All stock was tied out on picket ropes on the prairies. Both families lived in dugouts or caves until fall. The roof was covered with brush and poles and sod on top, and was papered over on the inside to keep dust and dirt from sifting through. One day there was a scratching of the paper overhead and Mrs. Voodry said, "There must be mice and she would break a hole in the paper and let them out," but to her surprise a snake fell through on the
bed. There was great fear all the rest of that summer. Then in the fall Mr. Bradshaw built a sod house one half mile east of the Voodry homestead, the claims joining: Uncle Sammie Wycoff's tree claim joined them on the east and John Rylander's claim joined them on the south.

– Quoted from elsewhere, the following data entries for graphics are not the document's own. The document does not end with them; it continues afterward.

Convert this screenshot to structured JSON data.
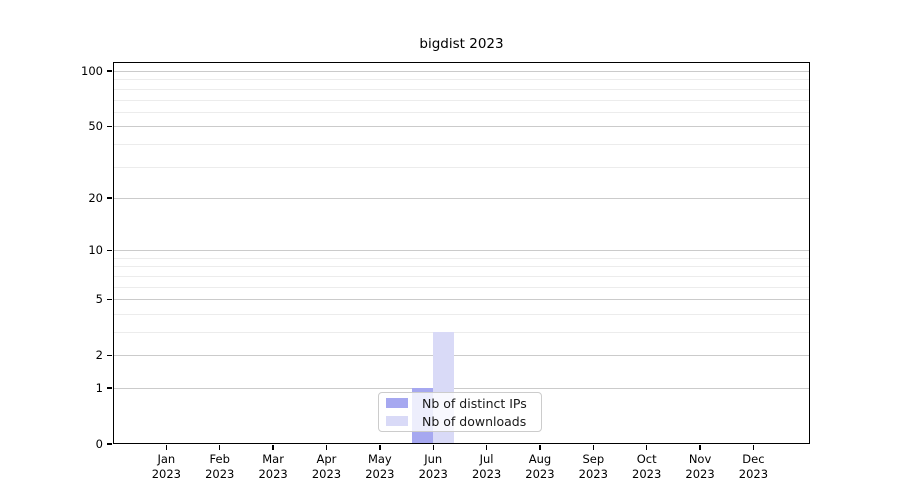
{
  "chart_data": {
    "type": "bar",
    "title": "bigdist 2023",
    "categories": [
      "Jan 2023",
      "Feb 2023",
      "Mar 2023",
      "Apr 2023",
      "May 2023",
      "Jun 2023",
      "Jul 2023",
      "Aug 2023",
      "Sep 2023",
      "Oct 2023",
      "Nov 2023",
      "Dec 2023"
    ],
    "series": [
      {
        "name": "Nb of distinct IPs",
        "color": "#a6a8f0",
        "values": [
          0,
          0,
          0,
          0,
          0,
          1,
          0,
          0,
          0,
          0,
          0,
          0
        ]
      },
      {
        "name": "Nb of downloads",
        "color": "#d9daf7",
        "values": [
          0,
          0,
          0,
          0,
          0,
          3,
          0,
          0,
          0,
          0,
          0,
          0
        ]
      }
    ],
    "xlabel": "",
    "ylabel": "",
    "yscale": "symlog-log1p",
    "ylim": [
      0,
      112
    ],
    "y_ticks": [
      0,
      1,
      2,
      5,
      10,
      20,
      50,
      100
    ],
    "y_major_gridlines": [
      1,
      2,
      5,
      10,
      20,
      50,
      100
    ],
    "y_minor_gridlines": [
      3,
      4,
      6,
      7,
      8,
      9,
      30,
      40,
      60,
      70,
      80,
      90
    ],
    "grid": "horizontal",
    "legend_position": "bottom-center",
    "colors": {
      "axis": "#000000",
      "major_gridline": "#cbcbcb",
      "minor_gridline": "#ececec",
      "background": "#ffffff"
    }
  }
}
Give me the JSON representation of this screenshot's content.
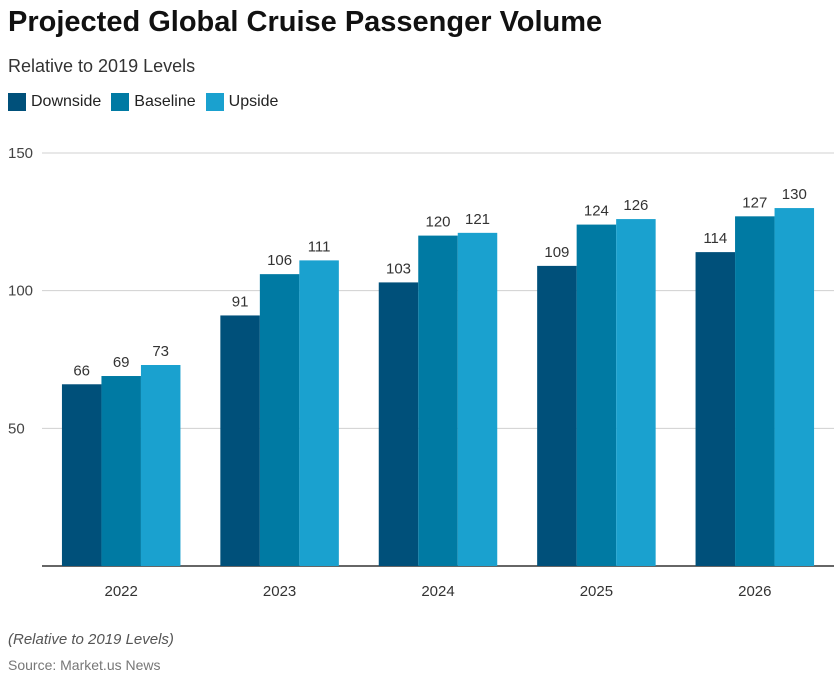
{
  "chart_data": {
    "type": "bar",
    "title": "Projected Global Cruise Passenger Volume",
    "subtitle": "Relative to 2019 Levels",
    "categories": [
      "2022",
      "2023",
      "2024",
      "2025",
      "2026"
    ],
    "series": [
      {
        "name": "Downside",
        "color": "#00507A",
        "values": [
          66,
          91,
          103,
          109,
          114
        ]
      },
      {
        "name": "Baseline",
        "color": "#007AA3",
        "values": [
          69,
          106,
          120,
          124,
          127
        ]
      },
      {
        "name": "Upside",
        "color": "#1AA1CF",
        "values": [
          73,
          111,
          121,
          126,
          130
        ]
      }
    ],
    "yticks": [
      "50",
      "100",
      "150"
    ],
    "ylim": [
      0,
      150
    ],
    "xlabel": "",
    "ylabel": "",
    "grid": true,
    "legend_position": "top-left",
    "note": "(Relative to 2019 Levels)",
    "source": "Source: Market.us News"
  }
}
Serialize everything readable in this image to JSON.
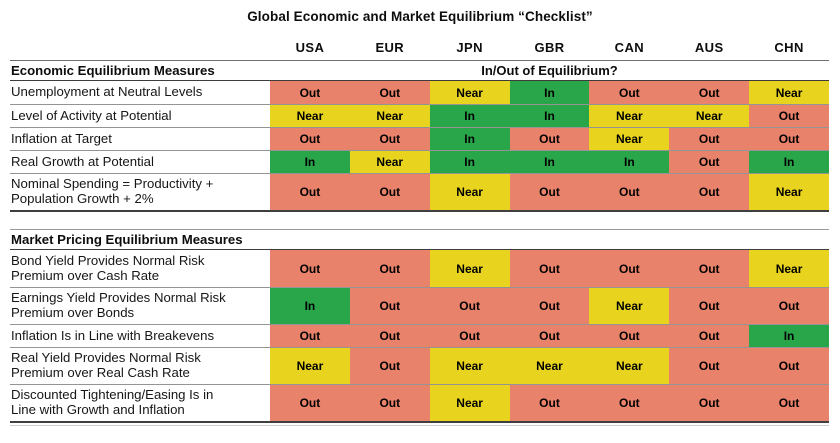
{
  "chart_data": {
    "type": "table",
    "title": "Global Economic and Market Equilibrium “Checklist”",
    "columns": [
      "USA",
      "EUR",
      "JPN",
      "GBR",
      "CAN",
      "AUS",
      "CHN"
    ],
    "legend_values": [
      "In",
      "Near",
      "Out"
    ],
    "status_colors": {
      "In": "#29A64A",
      "Near": "#E8D41F",
      "Out": "#E8826A"
    },
    "layout": {
      "grid": "off",
      "value_cells": "color-coded by status"
    },
    "sections": [
      {
        "header": "Economic Equilibrium Measures",
        "header_right": "In/Out of Equilibrium?",
        "rows": [
          {
            "label": "Unemployment at Neutral Levels",
            "values": [
              "Out",
              "Out",
              "Near",
              "In",
              "Out",
              "Out",
              "Near"
            ]
          },
          {
            "label": "Level of Activity at Potential",
            "values": [
              "Near",
              "Near",
              "In",
              "In",
              "Near",
              "Near",
              "Out"
            ]
          },
          {
            "label": "Inflation at Target",
            "values": [
              "Out",
              "Out",
              "In",
              "Out",
              "Near",
              "Out",
              "Out"
            ]
          },
          {
            "label": "Real Growth at Potential",
            "values": [
              "In",
              "Near",
              "In",
              "In",
              "In",
              "Out",
              "In"
            ]
          },
          {
            "label": "Nominal Spending = Productivity +\nPopulation Growth + 2%",
            "values": [
              "Out",
              "Out",
              "Near",
              "Out",
              "Out",
              "Out",
              "Near"
            ]
          }
        ]
      },
      {
        "header": "Market Pricing Equilibrium Measures",
        "header_right": "",
        "rows": [
          {
            "label": "Bond Yield Provides Normal Risk\nPremium over Cash Rate",
            "values": [
              "Out",
              "Out",
              "Near",
              "Out",
              "Out",
              "Out",
              "Near"
            ]
          },
          {
            "label": "Earnings Yield Provides Normal Risk\nPremium over Bonds",
            "values": [
              "In",
              "Out",
              "Out",
              "Out",
              "Near",
              "Out",
              "Out"
            ]
          },
          {
            "label": "Inflation Is in Line with Breakevens",
            "values": [
              "Out",
              "Out",
              "Out",
              "Out",
              "Out",
              "Out",
              "In"
            ]
          },
          {
            "label": "Real Yield Provides Normal Risk\nPremium over Real Cash Rate",
            "values": [
              "Near",
              "Out",
              "Near",
              "Near",
              "Near",
              "Out",
              "Out"
            ]
          },
          {
            "label": "Discounted Tightening/Easing Is in\nLine with Growth and Inflation",
            "values": [
              "Out",
              "Out",
              "Near",
              "Out",
              "Out",
              "Out",
              "Out"
            ]
          }
        ]
      }
    ]
  }
}
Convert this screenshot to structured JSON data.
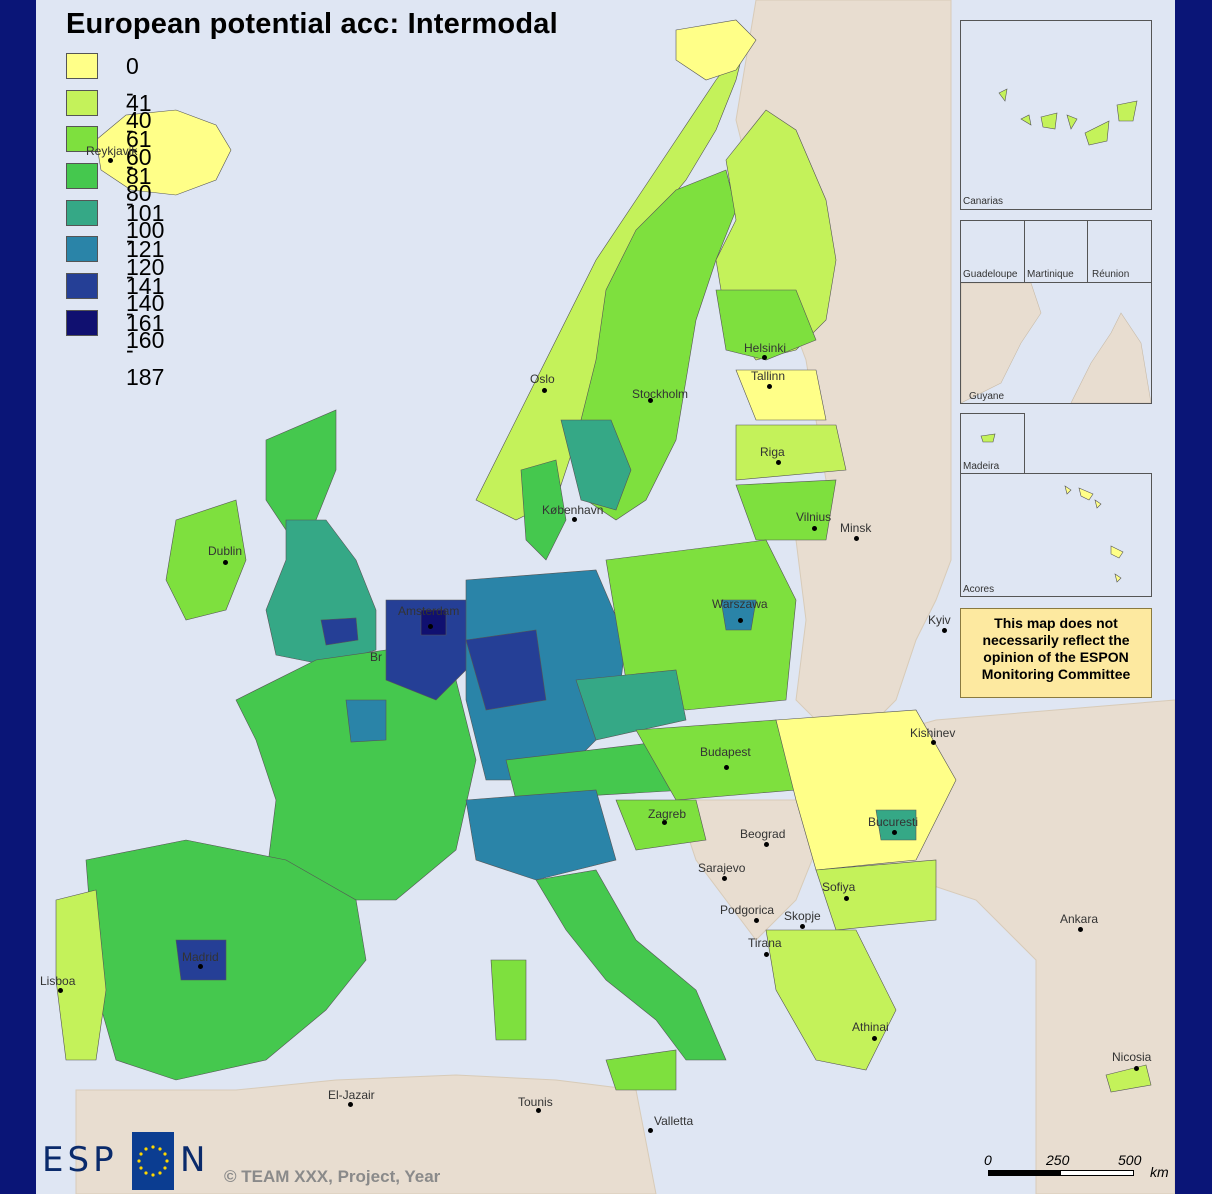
{
  "title": "European potential acc: Intermodal",
  "legend": [
    {
      "label": "0 - 40",
      "color": "#ffff88"
    },
    {
      "label": "41 - 60",
      "color": "#c4f25a"
    },
    {
      "label": "61 - 80",
      "color": "#7ee03e"
    },
    {
      "label": "81 - 100",
      "color": "#45c84e"
    },
    {
      "label": "101 - 120",
      "color": "#35a886"
    },
    {
      "label": "121 - 140",
      "color": "#2a84a8"
    },
    {
      "label": "141 - 160",
      "color": "#253f96"
    },
    {
      "label": "161 - 187",
      "color": "#101070"
    }
  ],
  "cities": {
    "reykjavik": "Reykjavik",
    "oslo": "Oslo",
    "stockholm": "Stockholm",
    "helsinki": "Helsinki",
    "tallinn": "Tallinn",
    "riga": "Riga",
    "vilnius": "Vilnius",
    "minsk": "Minsk",
    "kobenhavn": "København",
    "dublin": "Dublin",
    "amsterdam": "Amsterdam",
    "bruxelles": "Br",
    "warszawa": "Warszawa",
    "kyiv": "Kyiv",
    "kishinev": "Kishinev",
    "budapest": "Budapest",
    "bucuresti": "Bucuresti",
    "zagreb": "Zagreb",
    "beograd": "Beograd",
    "sarajevo": "Sarajevo",
    "podgorica": "Podgorica",
    "skopje": "Skopje",
    "sofiya": "Sofiya",
    "tirana": "Tirana",
    "ankara": "Ankara",
    "athinai": "Athinai",
    "nicosia": "Nicosia",
    "madrid": "Madrid",
    "lisboa": "Lisboa",
    "el_jazair": "El-Jazair",
    "tounis": "Tounis",
    "valletta": "Valletta"
  },
  "insets": {
    "canarias": "Canarias",
    "guadeloupe": "Guadeloupe",
    "martinique": "Martinique",
    "reunion": "Réunion",
    "guyane": "Guyane",
    "madeira": "Madeira",
    "acores": "Acores"
  },
  "disclaimer": "This map does not necessarily reflect the opinion of the ESPON Monitoring Committee",
  "copyright": "© TEAM XXX, Project, Year",
  "logo": {
    "letters_left": "ESP",
    "letters_right": "N"
  },
  "scale": {
    "t0": "0",
    "t1": "250",
    "t2": "500",
    "unit": "km"
  },
  "colors": {
    "frame": "#0a1577",
    "sea": "#dfe6f3",
    "nonESPON_land": "#e8ddd0"
  }
}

Once during a blizzard some of Mr. Bradshaw's stock strayed away to Mr. Rylander's and when he went to get them he found that Mr. Rylander had put shocks of hay on his cattle's backs while they were lying dowm, to shelter them, which was all the shelter they had.
Neighbors were few and everyone was lonesome. The only amusement for old and young people before the railroad came through was for several families to go in a lumber wagon to a neighbors to visit in the evenings. The young people singing and playing games while older ones talked of the homes they had left to come to the wild and wooly west. One evening in the gathering of these people, one lady said she didn't have enough grease to grease her bread pans; another lady said that is nothing she didn't have the bread to put in the pans. There was much joy and pleasure and great hopes in those days. There was plenty of wild fruits in the canyons such as wild plums, raspberries, canyon currants and choke cherries and no fences to bar anyone out, but chiggers.
Mr. Bradshaw lived on his homestead until 1898 when he moved to Farnam and was postmaster for 18 years, then he resigned on account of poor health and died two years later. Mrs. Bradshaw had passed away five years before. Ida Bradshaw taught the North school in District 35 in Walker precinct in the dining room of the Scull house, before any school house was built here.